If there’s a bright side, it’s that the very public deaths of two well-known migrants is finally spurring an examination of the unregulated shooting on Guadeloupe and elsewhere in the Caribbean. The local newspaper even covered the whimbrels’ death, labeling the hunters “murderers,” and there are indications that whimbrels and red knots may be added to the list—widely ignored by gunners—of protected species. On Barbados (an independent country where the last Eskimo curlew—the whimbrel’s closest relative—was shot in 1963, and which is also a gunning hotspot), one shooting swamp is being bought and converted to a sanctuary.
And what of Hope? She also had to contend with Tropical Storm Maria, her second major gale of the autumn, but she averaged 31 mph through even the worst parts of the storm.

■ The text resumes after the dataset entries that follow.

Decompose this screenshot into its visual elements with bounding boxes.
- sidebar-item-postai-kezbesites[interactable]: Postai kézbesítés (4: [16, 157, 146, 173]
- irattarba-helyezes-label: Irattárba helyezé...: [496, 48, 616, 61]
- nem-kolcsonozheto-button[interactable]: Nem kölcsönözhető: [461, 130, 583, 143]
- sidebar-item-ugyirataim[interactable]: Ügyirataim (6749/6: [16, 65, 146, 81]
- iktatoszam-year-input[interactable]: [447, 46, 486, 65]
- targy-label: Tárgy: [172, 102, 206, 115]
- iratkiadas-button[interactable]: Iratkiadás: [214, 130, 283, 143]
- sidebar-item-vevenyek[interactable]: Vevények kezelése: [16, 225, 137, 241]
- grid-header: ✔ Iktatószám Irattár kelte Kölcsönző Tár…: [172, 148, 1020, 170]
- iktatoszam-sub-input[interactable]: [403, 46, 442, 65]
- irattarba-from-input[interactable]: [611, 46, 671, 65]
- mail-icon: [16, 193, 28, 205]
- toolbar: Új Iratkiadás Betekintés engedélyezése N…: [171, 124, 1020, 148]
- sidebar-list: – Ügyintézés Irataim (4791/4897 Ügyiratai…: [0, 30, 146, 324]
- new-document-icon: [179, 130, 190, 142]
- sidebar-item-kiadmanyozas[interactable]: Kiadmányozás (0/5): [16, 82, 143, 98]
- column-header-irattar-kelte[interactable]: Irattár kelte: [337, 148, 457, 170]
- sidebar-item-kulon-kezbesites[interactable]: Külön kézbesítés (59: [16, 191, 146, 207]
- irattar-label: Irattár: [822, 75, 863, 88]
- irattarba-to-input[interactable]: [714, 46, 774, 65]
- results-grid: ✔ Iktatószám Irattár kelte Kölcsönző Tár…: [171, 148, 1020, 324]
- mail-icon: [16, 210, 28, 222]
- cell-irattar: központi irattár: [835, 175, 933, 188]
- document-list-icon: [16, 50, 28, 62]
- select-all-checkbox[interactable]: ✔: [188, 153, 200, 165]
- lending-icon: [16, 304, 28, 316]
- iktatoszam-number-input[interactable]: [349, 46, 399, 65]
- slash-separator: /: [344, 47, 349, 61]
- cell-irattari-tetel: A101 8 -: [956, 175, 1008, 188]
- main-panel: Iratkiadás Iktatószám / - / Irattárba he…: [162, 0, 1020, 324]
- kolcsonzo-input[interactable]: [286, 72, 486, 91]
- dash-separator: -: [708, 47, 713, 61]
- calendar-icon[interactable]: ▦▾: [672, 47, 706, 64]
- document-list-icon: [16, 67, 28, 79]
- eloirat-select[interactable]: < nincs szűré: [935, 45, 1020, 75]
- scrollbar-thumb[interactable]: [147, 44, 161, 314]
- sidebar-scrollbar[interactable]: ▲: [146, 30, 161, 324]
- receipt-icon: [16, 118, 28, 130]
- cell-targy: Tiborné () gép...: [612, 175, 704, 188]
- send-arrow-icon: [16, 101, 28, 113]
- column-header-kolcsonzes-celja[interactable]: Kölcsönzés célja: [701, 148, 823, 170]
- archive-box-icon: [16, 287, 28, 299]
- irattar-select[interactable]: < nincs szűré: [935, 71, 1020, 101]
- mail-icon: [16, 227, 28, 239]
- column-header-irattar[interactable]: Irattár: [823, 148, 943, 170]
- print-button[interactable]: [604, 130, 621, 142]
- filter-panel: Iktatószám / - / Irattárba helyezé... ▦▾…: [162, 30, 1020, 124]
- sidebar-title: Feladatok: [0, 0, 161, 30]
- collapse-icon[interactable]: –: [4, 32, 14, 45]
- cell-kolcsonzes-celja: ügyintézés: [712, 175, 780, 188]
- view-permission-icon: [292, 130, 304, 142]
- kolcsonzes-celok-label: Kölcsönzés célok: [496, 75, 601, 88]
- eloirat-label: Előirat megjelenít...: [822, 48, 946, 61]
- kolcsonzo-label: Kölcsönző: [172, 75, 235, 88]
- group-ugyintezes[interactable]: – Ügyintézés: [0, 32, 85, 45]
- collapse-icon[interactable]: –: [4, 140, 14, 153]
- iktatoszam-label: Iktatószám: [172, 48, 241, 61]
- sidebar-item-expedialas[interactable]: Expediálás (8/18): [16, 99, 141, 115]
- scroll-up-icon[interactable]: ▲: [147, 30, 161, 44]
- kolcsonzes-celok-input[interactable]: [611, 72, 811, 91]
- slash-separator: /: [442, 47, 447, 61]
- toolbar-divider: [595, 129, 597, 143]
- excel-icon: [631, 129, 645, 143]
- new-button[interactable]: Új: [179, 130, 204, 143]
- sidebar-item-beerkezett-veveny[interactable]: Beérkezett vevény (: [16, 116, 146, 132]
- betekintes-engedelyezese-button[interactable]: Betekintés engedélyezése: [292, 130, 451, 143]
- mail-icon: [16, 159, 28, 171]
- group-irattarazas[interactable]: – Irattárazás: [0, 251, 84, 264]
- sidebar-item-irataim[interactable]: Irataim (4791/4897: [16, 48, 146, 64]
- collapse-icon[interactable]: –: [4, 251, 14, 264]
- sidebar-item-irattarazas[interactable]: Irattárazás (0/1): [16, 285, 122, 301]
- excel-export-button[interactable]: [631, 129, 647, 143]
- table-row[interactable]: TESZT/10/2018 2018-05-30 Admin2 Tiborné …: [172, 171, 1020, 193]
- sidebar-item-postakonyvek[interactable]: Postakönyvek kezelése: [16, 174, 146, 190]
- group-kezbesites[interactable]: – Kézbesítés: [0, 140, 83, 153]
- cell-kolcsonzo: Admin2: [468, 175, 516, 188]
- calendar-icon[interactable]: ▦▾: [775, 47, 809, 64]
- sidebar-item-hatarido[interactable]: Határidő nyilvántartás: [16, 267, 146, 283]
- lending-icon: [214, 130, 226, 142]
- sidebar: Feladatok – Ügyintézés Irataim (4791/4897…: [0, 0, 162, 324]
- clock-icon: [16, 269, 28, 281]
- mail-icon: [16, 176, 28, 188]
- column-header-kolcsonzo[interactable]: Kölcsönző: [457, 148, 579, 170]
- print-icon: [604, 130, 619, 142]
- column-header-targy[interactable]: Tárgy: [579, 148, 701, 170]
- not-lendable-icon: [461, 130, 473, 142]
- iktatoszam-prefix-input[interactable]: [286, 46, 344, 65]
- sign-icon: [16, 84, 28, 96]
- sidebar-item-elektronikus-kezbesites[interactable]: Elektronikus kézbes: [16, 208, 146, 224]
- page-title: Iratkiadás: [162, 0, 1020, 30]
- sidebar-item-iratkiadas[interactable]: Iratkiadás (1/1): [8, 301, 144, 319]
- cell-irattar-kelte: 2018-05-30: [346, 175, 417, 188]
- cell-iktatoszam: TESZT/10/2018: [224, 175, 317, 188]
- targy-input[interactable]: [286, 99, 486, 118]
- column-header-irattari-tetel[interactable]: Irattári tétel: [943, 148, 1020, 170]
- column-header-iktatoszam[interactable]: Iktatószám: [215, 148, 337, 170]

On Sept. 14—83 hours and 1,624 miles after leaving Virginia, and nearly 6,000 miles from her nesting site in the Northwest Territories—she made landfall on the island of St. Croix.
There she found a very different world than the gauntlet that awaits migrant shorebirds on islands like Guadeloupe, Martinique, and Barbados. As one of the U.S. Virgin Islands, St. Croix is subject to U.S. laws, including the international treaty that protects shorebirds and to which French possessions like Guadeloupe are not signatories.
Yet even though APP and BirdLife International recognize Hope’s favored wintering site—a St. Croix mangrove swamp known as Great Pond—as an Important Bird Area, a huge resort development has been proposed that would essentially envelop the bay. Local environmentalists have stalled that project thus far, but disturbance by four-wheel-drive vehicles and illegal dumping are ongoing problems. There are many dangers for a migratory bird, and only a few come out of the barrel of a gun.
But for the time being, at least—and true to her name—Hope was safe from all but the mostly natural dangers to which shorebirds have always been subject. And true to her nature, which depends on a few extraordinarily small, localized places in her hemispheric wanderings, Hope would defend a tiny winter territory on St. Croix. Every time she has been observed at Great Pond, it has been within 10 yards of the same spot—a small section of a mangrove-rimmed mudflat rich in fiddler crabs, which she defends against other whimbrels. For the next seven months this would be her universe while she rebuilt her reserves of fat and strength for the arduous return trip that awaits her.
About the time you read these words, Hope will be winging northwest again, retracing the thousands of miles that will bring her back to Hope Creek on the Virginia tidelands, there to gorge on still more crabs, then across the Canadian Shield to the flower-specked tundra on the Mackenzie Delta—spanning the continent on a journey whose complexities, triumphs, and dangers, like those facing all migrants, grow ever more astonishing and awe-inspiring as we decipher them.